When people talk about challenging the players, a lot of what I tend to see is people building one object to challenge them. It is a big boss creature with special counters to the PCs general modus operandi. Essentially, they are creating a tank or a hammer to use to pound in the problem player(s) for whatever infraction they see, whether it be ‘This player is making challenges extremely simple’ to ‘This player is exploiting a rule’ or whatever.
However, if you want to challenge them on a consistent basis, you can do it in a different way, by using Interdependence Risk. In business, interdependence risk comes from the fact that since everything is now connected, a small event like a trader improperly covering derivatives trades, a rogue computer hacker, a fire in a supplier’s factory can spiral into a much larger company-threatening crisis. There are many ways to apply this to an RPG, but in the end, everything is connected and needs to be working to make the whole work. Look at your traditional team in a D&D setting; fighter, healer, magic-user and thief. They all must work together or there is some problems, as is illustrated by this Order of the Stick comic:
When Belkar decides to walk away from his duties for kills he is causing an Interdependance Risk as the enemies then go after the spell casters, something Belkar references how it should be an easy thing to do.

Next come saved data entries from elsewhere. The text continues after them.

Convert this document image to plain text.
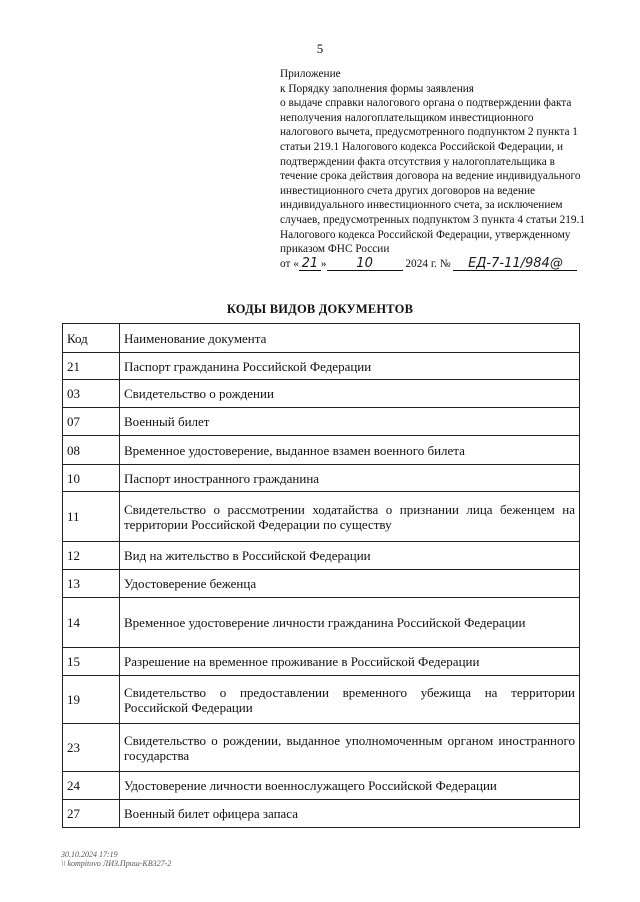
5
Приложение
к Порядку заполнения формы заявления
о выдаче справки налогового органа о подтверждении факта
неполучения налогоплательщиком инвестиционного
налогового вычета, предусмотренного подпунктом 2 пункта 1
статьи 219.1 Налогового кодекса Российской Федерации, и
подтверждении факта отсутствия у налогоплательщика в
течение срока действия договора на ведение индивидуального
инвестиционного счета других договоров на ведение
индивидуального инвестиционного счета, за исключением
случаев, предусмотренных подпунктом 3 пункта 4 статьи 219.1
Налогового кодекса Российской Федерации, утвержденному
приказом ФНС России
от « 21 » 10	2024 г. № ЕД-7-11/984@
КОДЫ ВИДОВ ДОКУМЕНТОВ
Код	Наименование документа
21	Паспорт гражданина Российской Федерации
03	Свидетельство о рождении
07	Военный билет
08	Временное удостоверение, выданное взамен военного билета
10	Паспорт иностранного гражданина
11	Свидетельство о рассмотрении ходатайства о признании лица беженцем на территории Российской Федерации по существу
12	Вид на жительство в Российской Федерации
13	Удостоверение беженца
14	Временное удостоверение личности гражданина Российской Федерации
15	Разрешение на временное проживание в Российской Федерации
19	Свидетельство о предоставлении временного убежища на территории Российской Федерации
23	Свидетельство о рождении, выданное уполномоченным органом иностранного государства
24	Удостоверение личности военнослужащего Российской Федерации
27	Военный билет офицера запаса
30.10.2024 17:19
\\ kompitovo ЛИЗ.Приш-КВ327-2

So, to challenge players you want to develop situations where you can then have your players challenged in small ways that can then build into bigger challenges. An old module was White Plume Mountain which had a section with platforms suspended above geysers that would go off a d spray the people on the platforms. Some people would also add other things, like monsters that would attack the first across the chasm, meaning it can be quite deadly for the players since it would be a surprise attack.
In that example, it took a few small bits and combined them together to create a possibility for a dangerous scenario. A tunnel collapse splitting the players is another example of a small thing causing larger problems since now the party is split, and if done right could mean things like healers on one side and fighters on the other, or maybe light source on one and people who need it in the dark. Add some traps or Tucker’s Kobolds guerrilla hit and run tactics to make the game even more challenging.
Terrain can hamper movement speed, range of motion, cover/visibility, height differences, as well as being it’s own inconveniences like traps, loose items that can be thrown or set ablaze as examples. A statue gets knocked over could be an obstacle to move past or it could do damage to whoever’s in its path. Meanwhile, while the players are dealing with the statue, the enemies are getting further away or otherwise furthering their plans.
Environment, NPC actions or inactions, monsters, simple passage of time, all of the smaller elements can be used to increase a challenge as they make things harder. Does the guard stop the players from going somewhere? The villain could be using that time to further their goal, be it killing, cleaning up the evidence, or something else. Perhaps the PCs need to have a key witness get to court by a certain time but a traffic accident makes them late, well there goes their court case and if you have double jeopardy laws they cannot be tried for the same crime, so a simple delaying tactic caused the villain to essentially be vindicated, so now something else needs to be done to stop them.